A BlueArc customer will take files from the primary or upper tiers of the Titan and, using BlueArc's lengthily-named Data Migrator with External Cross Volume Links, move files on a policy basis to the Ocarina Optimizer for BlueArc hardware appliance. It will dedupe the files and pass them back to the Titan for storage in a lower tier. They can be restored up the tiers by BlueArc's Dynamic Read Caching which, BlueArc claims, eliminates data latency as users access the data.
It also claims that this will increase Titan's effective capacity up to ten times more than the nearest competitive primary data dedupe offering, thought to be NetApp with its ASIS technology.
BlueArc hopes to find customers for this in the oil and gas discovery, media and entertainment, life sciences, visual effects, and Internet services markets.
Hitachi Data Systems has a reselling agreement with BlueArc and may well take this OEM addition to BlueArc's product line. Ocarina also has agreements with Isilon and HP for its technology.
BlueArc will make the Ocarina Optimizer for BlueArc available from mid-May onwards. ®
How is this supposed to work?
I thought the reason other dedupe offerings don't offer much benefit for media files (JPG, MPG, etc) is because these formats don't usually contain any redundant information. How can you dedupe data that already contains little or no duplication?
Of course, any dedupe product should be able to optimise multiple copies of the same media file (assuming they are verbatim copies) but if the files are different, and due to their already optimised (compressed, perhaps lossy) formats, don't contain any duplication - how can this work? I'm not saying it doesn't work, just that I'd like some details on how?
And do you really want to dedupe media files anyway? They're the very definition of "streaming media", and are usually written and read sequentially (ie. high speed). Surely any dedupe process will, by definition, reorder the underlying block structure and "de-sequentialise" the block layout?
ROFL - I just watched the "tech demo". I'm still in shock. Goodluck with this one... :)
PS/ Chris C - I think you've misunderstood how dedupe works. There should be no increased risk due to multiple files sharing the same blocks, If one file is "lost" then only that file is affected, and the other 99 files sharing the same blocks are still intact.
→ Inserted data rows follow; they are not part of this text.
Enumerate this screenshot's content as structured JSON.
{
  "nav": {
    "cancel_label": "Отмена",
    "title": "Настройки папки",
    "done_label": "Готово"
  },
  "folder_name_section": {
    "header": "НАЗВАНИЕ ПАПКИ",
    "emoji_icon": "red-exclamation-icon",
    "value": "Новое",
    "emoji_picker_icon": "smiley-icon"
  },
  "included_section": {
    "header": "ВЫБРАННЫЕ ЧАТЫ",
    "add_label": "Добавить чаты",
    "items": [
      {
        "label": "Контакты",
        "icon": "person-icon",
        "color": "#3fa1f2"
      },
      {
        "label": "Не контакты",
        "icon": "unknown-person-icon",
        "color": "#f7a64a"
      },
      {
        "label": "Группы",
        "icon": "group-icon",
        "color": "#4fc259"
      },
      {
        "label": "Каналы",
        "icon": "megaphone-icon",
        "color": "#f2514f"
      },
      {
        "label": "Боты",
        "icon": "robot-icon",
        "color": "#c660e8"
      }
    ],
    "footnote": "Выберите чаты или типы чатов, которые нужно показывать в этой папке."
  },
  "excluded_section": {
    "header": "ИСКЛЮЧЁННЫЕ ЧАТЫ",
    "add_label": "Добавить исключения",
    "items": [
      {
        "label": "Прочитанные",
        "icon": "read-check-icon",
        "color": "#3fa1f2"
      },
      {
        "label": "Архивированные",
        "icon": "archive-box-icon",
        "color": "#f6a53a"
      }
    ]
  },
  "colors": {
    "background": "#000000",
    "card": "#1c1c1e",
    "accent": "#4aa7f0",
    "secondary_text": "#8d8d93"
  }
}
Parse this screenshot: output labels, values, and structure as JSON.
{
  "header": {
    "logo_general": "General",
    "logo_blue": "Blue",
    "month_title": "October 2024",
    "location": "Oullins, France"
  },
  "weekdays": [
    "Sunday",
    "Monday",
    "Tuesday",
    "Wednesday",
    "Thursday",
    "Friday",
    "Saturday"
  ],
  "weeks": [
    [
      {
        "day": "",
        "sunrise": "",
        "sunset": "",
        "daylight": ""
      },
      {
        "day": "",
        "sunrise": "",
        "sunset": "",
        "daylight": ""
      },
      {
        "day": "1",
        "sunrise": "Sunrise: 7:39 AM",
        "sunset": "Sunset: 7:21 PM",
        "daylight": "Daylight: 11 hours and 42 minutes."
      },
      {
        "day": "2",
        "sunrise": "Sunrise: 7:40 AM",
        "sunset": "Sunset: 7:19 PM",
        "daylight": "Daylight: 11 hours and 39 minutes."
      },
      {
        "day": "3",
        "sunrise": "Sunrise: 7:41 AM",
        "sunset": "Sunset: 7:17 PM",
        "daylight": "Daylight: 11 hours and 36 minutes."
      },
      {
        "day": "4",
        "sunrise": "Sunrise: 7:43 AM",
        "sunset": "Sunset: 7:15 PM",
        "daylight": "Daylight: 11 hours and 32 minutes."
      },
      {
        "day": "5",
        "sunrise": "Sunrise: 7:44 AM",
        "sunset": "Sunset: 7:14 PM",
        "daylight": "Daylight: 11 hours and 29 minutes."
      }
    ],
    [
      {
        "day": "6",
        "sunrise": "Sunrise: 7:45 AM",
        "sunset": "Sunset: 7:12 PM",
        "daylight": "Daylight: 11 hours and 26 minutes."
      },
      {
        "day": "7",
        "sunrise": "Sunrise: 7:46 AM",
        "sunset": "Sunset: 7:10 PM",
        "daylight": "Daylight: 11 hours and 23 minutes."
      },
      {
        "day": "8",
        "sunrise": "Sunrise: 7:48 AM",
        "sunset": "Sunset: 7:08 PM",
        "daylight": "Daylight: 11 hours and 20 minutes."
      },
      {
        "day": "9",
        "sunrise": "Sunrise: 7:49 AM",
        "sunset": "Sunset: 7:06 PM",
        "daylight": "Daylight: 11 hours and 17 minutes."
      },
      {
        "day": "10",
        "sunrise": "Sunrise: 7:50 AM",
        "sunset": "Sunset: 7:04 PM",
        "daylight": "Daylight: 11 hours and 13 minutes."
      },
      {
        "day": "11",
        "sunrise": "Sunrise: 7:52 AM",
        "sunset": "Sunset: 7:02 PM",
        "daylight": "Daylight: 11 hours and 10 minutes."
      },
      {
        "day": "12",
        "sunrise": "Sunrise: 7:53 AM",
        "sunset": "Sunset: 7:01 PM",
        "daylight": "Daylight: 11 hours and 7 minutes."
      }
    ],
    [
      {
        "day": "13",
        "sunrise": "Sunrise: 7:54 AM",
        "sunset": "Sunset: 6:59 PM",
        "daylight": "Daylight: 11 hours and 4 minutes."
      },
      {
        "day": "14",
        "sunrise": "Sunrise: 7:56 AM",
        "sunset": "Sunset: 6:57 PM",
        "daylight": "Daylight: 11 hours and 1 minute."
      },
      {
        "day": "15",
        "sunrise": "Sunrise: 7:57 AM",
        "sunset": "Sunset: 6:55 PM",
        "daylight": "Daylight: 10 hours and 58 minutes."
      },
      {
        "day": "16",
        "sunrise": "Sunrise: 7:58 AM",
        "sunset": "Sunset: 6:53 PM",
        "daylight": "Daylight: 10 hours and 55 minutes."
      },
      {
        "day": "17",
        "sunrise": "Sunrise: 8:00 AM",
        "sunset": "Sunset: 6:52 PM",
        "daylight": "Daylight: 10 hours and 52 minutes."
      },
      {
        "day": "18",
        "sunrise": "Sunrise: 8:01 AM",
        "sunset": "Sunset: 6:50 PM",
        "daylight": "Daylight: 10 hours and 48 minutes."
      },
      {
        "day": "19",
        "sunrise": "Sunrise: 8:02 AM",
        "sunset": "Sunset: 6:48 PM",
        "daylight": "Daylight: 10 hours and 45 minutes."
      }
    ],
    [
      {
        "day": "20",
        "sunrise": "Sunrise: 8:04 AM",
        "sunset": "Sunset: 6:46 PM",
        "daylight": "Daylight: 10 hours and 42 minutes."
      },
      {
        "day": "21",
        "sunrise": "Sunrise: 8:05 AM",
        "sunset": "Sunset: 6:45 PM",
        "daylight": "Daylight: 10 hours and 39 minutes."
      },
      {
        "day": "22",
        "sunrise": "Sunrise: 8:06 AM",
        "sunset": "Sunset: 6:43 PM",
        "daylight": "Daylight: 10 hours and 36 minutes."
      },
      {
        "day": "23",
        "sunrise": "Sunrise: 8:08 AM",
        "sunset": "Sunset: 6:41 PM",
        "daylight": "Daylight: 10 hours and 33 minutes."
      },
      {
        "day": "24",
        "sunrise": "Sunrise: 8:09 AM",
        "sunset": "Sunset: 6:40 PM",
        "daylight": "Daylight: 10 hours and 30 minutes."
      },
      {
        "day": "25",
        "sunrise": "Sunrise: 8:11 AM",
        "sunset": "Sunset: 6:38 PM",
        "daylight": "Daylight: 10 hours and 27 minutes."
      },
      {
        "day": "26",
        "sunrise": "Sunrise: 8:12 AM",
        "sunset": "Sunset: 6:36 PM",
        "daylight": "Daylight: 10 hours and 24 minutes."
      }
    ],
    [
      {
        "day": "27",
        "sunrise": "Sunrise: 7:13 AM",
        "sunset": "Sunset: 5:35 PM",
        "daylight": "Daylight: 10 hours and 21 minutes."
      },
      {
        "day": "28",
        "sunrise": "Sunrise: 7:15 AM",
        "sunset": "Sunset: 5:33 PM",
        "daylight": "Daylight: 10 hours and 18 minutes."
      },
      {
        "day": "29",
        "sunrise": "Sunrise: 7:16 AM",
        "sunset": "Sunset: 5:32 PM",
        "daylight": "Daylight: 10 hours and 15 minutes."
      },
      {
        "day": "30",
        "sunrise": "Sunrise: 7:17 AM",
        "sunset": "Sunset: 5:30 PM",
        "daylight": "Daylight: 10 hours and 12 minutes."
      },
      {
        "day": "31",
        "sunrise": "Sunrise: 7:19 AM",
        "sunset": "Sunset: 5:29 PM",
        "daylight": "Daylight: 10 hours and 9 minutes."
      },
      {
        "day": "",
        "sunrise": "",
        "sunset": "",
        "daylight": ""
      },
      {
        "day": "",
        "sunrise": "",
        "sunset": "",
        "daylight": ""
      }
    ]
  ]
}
If however, a disk corruption destroys a "block" of data, and that block was used by 100 deduplicated files, then "Yes" you are in a world of pain. That's why you only run dedupe on systems with niceties such as dual-parity RAID, media and parity error detection, lost write protection, etc.
Reducing size of AV?
Ocarina claims that this is a lossless format, but I could find no technical information doing a quick search. They simply say that they "optimize" based on the type of content, with "initial space savings range from 40% for complex image files to well over 70% for common office file mixes." Of course, they don't qualify that by saying how much data (and thus how much de-dupe) was used to generate those numbers, or any other details for that matter.
They do specifically mention that they break a file down into the file level, object level, and chunk level, and then "optimize" and "remove redundant information" from each of those levels. Without seeing any details or any tests, it does prompt the question -- is the reconstituted file an exact duplicate of its original form, or is it a restructured file which may *appear* to be the same (for example, the same internal components, but rearranged within the file without affecting the overall data)? The latter may not be bad for some people, but I would most definitely want an exact duplicate of what I put into the system.
And I have to say, I still don't understand this big push for de-duplication. I understand the desire to reduce the size of data sets, but de-dupe involves significant processing power, and it massively increases your risk. If you're running a standard, non-duped system and you lose a file, you've lost one file. If you're running an "optimized" duped system, and you lose the file that includes a portion of data deduped from 100 files, you've just lost 100 files. Yes, we all know about proper backups, RAID, etc. But de-dupe seems like too much of a risk to me.